Posted on 15 Oct, 2014 in Culture | 12 comments

Here in Québec, autumn is in full swing. Fall colors are at their peak, snow geese are staging on the tidal flats, and the grapes are ripe on Orleans Island. In fact, at Bacchus Vineyard, they have just brought in the last of the harvest for the 2014 vintage.

The Vignoble Isle de Bacchus is to the left as you drive onto Orleans Island, just outside the village of St. Pierre. Its terraced fields slope gently toward the northwest, providing a summer’s worth of late-day sun to ripen the grapes. With those grapes, Bacchus Vineyard makes a variety of reds and whites, as well as some sinfully tasty wine cocktails.


Bacchus Harvest reduced


The day of my visit, volunteers were harvesting Marquette grapes, a hybrid grape that is descended from the Pinot Noir. Developed at the University of Minnesota, the Marquette is prized for its ability to survive cold winters, which are in no short supply– either in Minnesota or here in the St. Lawrence River Valley.
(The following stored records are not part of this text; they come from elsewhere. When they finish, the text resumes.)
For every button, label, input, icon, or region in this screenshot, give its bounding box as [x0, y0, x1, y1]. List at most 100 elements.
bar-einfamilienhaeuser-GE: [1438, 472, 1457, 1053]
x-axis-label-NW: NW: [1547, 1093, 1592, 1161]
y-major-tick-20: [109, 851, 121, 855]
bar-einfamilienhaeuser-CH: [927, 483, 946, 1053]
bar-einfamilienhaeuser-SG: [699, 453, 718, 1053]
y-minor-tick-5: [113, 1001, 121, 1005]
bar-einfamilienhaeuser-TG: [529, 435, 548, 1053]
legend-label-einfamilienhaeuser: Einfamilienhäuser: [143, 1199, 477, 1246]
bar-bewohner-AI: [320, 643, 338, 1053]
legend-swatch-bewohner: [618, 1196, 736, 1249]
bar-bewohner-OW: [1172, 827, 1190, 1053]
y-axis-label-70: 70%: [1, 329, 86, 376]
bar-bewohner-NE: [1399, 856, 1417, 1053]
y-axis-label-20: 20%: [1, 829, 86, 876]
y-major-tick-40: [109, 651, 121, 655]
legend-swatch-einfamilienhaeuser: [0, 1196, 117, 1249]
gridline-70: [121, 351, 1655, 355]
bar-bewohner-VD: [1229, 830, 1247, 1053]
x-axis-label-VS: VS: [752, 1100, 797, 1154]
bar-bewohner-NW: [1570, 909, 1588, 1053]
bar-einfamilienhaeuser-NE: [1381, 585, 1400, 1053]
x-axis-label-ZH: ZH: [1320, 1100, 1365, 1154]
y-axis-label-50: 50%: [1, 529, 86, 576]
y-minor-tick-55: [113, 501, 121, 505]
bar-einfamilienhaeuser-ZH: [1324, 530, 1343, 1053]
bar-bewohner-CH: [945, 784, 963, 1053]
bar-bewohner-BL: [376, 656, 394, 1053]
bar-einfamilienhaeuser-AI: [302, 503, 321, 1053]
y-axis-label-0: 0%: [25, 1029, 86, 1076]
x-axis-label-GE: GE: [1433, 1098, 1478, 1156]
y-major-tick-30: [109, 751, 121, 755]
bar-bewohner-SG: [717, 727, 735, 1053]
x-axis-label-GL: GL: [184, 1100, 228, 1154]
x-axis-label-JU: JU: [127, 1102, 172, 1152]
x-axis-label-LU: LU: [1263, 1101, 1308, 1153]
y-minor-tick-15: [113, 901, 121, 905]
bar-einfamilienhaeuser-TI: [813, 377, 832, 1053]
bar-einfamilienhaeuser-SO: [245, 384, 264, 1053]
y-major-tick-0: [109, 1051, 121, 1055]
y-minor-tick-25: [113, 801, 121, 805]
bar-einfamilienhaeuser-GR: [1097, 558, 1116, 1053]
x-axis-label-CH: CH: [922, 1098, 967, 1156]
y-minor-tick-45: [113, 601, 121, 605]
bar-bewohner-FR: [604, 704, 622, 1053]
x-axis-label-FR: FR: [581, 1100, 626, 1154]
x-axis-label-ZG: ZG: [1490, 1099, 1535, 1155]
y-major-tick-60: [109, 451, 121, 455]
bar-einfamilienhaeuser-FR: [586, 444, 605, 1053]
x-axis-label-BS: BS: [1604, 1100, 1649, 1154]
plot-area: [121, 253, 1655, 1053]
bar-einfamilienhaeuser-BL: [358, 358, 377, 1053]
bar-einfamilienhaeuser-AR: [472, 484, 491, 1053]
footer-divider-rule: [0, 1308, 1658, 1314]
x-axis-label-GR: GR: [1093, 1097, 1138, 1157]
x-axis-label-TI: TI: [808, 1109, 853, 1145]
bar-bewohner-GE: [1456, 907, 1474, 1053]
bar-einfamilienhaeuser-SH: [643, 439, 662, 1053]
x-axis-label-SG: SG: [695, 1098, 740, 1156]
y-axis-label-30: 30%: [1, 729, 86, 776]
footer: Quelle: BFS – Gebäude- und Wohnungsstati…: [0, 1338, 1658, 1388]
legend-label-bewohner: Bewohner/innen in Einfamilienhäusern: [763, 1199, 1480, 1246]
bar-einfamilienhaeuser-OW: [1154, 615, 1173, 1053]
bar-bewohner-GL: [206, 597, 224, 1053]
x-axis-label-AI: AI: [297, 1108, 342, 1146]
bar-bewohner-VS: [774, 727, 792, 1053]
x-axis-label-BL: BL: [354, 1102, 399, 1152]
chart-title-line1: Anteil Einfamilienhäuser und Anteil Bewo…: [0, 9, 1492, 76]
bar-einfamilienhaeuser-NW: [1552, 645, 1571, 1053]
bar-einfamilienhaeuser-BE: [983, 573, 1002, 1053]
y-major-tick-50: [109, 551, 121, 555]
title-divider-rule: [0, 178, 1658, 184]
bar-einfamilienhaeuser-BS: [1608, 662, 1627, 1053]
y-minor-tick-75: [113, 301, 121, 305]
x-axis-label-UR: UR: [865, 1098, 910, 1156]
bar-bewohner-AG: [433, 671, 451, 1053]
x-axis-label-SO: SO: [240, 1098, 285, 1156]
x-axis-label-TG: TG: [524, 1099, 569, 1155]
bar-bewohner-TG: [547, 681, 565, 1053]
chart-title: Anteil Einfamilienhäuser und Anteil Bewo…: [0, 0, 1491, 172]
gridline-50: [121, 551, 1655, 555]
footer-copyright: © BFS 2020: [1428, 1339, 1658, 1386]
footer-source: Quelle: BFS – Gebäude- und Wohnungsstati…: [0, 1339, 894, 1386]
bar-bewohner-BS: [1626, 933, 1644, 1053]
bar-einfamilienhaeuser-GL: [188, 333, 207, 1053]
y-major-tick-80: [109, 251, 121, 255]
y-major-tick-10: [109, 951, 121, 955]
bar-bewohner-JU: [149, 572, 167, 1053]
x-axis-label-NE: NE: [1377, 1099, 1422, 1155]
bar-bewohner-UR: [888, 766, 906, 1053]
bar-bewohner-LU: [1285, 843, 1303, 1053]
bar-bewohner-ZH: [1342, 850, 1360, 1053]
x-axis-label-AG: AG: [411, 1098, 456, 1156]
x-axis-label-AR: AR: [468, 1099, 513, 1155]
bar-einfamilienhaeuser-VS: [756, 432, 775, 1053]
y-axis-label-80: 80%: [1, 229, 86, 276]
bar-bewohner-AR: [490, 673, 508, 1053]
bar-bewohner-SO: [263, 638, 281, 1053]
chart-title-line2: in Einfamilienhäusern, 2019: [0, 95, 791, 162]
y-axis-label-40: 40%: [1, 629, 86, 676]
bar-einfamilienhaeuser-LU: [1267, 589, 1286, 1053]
The vintners at Bacchus Vineyard use the Marquette in several of their red wines, including my favorite, the Réserve Alexandre. The vineyard touts this wine as a bold rouge that tastes of black current and plum with hints of roasted coffee and chocolate. This is connoisseur talk for “really good”! I would put it up against similar wines from the best known wine-growing regions of the world. I can’t wait to taste the 2014 version!


Picking Grapes Reduced



  1. Thank you for sharing pictures of what we missed by coming too early to Canada…absolutely beautiful.

    • That just means that you have to come back next year!

  2. You like red Wine too……quite stunning !!! No ? Ha! Ha !

  3. The wine grower of Isle de Bacchus also made for the second year, the Rosé des Filles du Roy using an older method for this particular rosé.
    He discovered that a young Fille du Roy, who was only 16, settled on his actual land in the XVIIe century.
    As he was very proud of this discovery, to help La Société historique des Filles du Roy, he made that wine for us.

    Thérèse Morin alias Marie-Catherine Cottin dite d’Arras who arrived in Québec in 1664.

  4. Looks fantastic – sorry I am not there to try this wine!

  5. Thanks Neil. I am enjoying your informative blog — and wishing I’d bought some of this wine while in Quebec. i spoke to a friend in Laval yesterday and they are enjoying a bit of a heat wave as we are in Boston. I’m wondering how I can post this to my Facebook page. would you have any objection? (Do you have a FB page?)

    • Hello Millicent!

      Please do post it to your Facebook Page!Here is the link to the Québec and moi FB page. First you can “like” the page in general, then you can “share” the article in particular.

      Thank you so much!

  6. oh, pinot noir, the description you bring him gives him a wonderful bouquet of subtle flavors. If the 2014 vintage shows promise to be patient rest seems appropriate. Beautiful black cohosh, good description and lively wine, your health, thank you

  7. Stunning to see that Jacques Marquette’s name was given to a prized grape produced in the USA and grown on Ile d’Orléans. Considering he died on the shores of Lake Michigan in 1675, it seems that he finally made it bak home… in a different shape!!! Ha! ha!

  8. Hello Neil,

    Thank you for this very pertinent information about the “Grande région de Québec”. In spite of the fact that Old Québec is a wonderful site, recognized by Unesco, your article clearly shows that Québec area has still more to offer to the visitors and gourmets…

    Bye, Denis L

  9. Thanks for the update on the vineyard on Orleans Island. MY next trip I would like to visit the winery and the sugar Shack!

  10. BEAUTIFUL…!!!! Thank you so much for the pics…we need to come back…especially for the vineyard!!